VA Disability Calculator
Calculate your combined VA disability rating using the official VA math formula. Add multiple service-connected disabilities, apply the bilateral factor, and see your estimated 2026 monthly compensation. Everything runs privately in your browser.
How VA Disability Math Works
The VA uses a specific formula called "VA math" to combine multiple disability ratings. Unlike simple addition, VA math accounts for the fact that each subsequent disability affects a smaller portion of your remaining healthy body. If you have a 50% rating and a 30% rating, the VA does not simply add them to get 80%. Instead, it calculates: 50% of your body is disabled, then 30% of the remaining 50% (which is 15%) is also disabled, giving you a combined value of 65%, which rounds to 70%.
The formula works sequentially. For two ratings A and B, the combined rating equals A + B multiplied by (1 minus A/100). Ratings are sorted from highest to lowest before combining. The final exact value is then rounded to the nearest 10% to determine your official combined rating, which determines your monthly compensation amount.

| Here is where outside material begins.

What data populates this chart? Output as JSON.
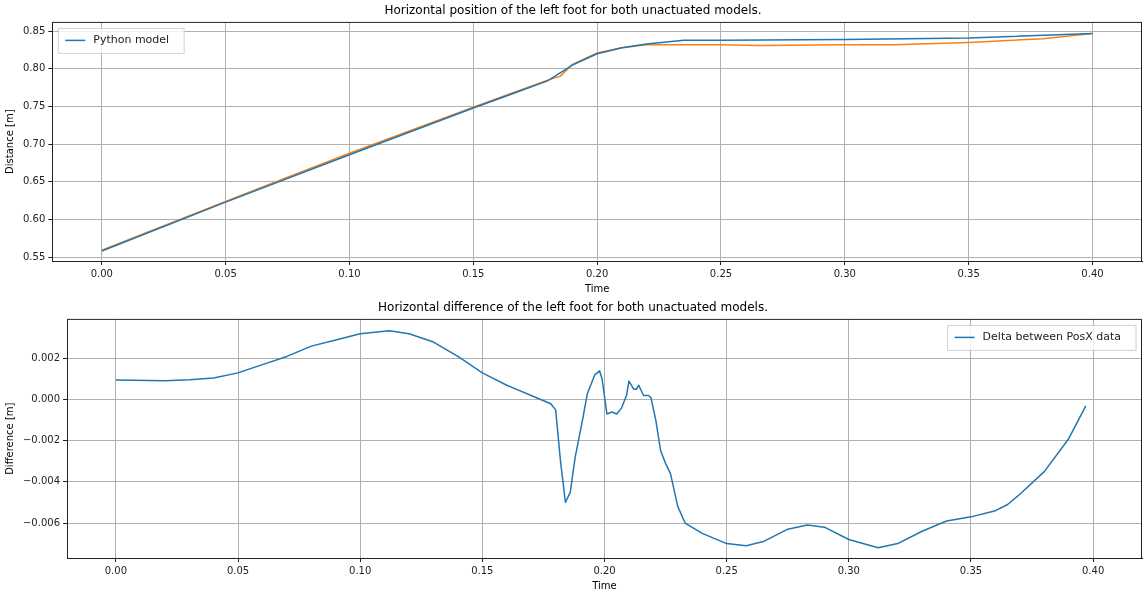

VA Combined Rating Formula
Combined = A + B × (1 − A/100)
Example: 50% + 30% = 50 + 30 × (1 − 0.50) = 50 + 15 = 65% → rounds to 70%
Bilateral Factor: When disabilities affect both sides of the body (both knees, both arms), the combined value of those bilateral conditions is increased by 10% before being combined with other ratings.
Understanding the Bilateral Factor
The bilateral factor applies when a veteran has service-connected disabilities affecting both sides of the body — for example, both knees, both shoulders, or both arms. The VA recognizes that bilateral conditions have a greater impact on a veteran's ability to function than conditions affecting only one side. When the bilateral factor applies, the VA first combines all bilateral conditions together, then adds 10% of that combined value before combining with non-bilateral conditions. This small boost can make the difference between rating levels, potentially increasing monthly compensation significantly.
To qualify for the bilateral factor, you must have compensable disabilities affecting paired extremities or paired skeletal muscles. Conditions like bilateral tinnitus, bilateral hearing loss, or bilateral knee conditions commonly qualify. The bilateral factor does not apply to conditions affecting midline body parts like the spine or internal organs.
2026 VA Compensation Rates
VA disability compensation is tax-free monthly income paid to veterans with service-connected disabilities. The rates shown in this calculator are for 2026 and apply to veterans with no dependents. Actual compensation may be higher if you have a spouse, children, or dependent parents. The VA adjusts rates annually based on the Cost of Living Adjustment (COLA). Veterans rated at 30% or higher receive additional compensation for dependents. The difference between a 90% and 100% rating is substantial — over $1,300 per month — which is why accurate combined rating calculation matters.
Veterans with a 100% rating may also qualify for Special Monthly Compensation (SMC) for specific severe disabilities, which provides additional payments above the standard rate. Individual Unemployability (TDIU) allows veterans rated at 60% or higher (or 70% combined with one condition at 40%) to receive compensation at the 100% rate if they cannot maintain substantially gainful employment due to service-connected disabilities.
Tips for Maximizing Your VA Rating
- File claims for every service-connected condition, even those rated at 0% — they establish service connection for future increases.
- Check if bilateral conditions apply to your paired disabilities for the 10% bilateral factor boost.
- Request secondary service connection for conditions caused or aggravated by existing service-connected disabilities.
- Review your rating periodically — conditions that worsen over time may warrant an increased rating.
- Use the calculator to understand how adding a new claim might affect your combined rating before filing.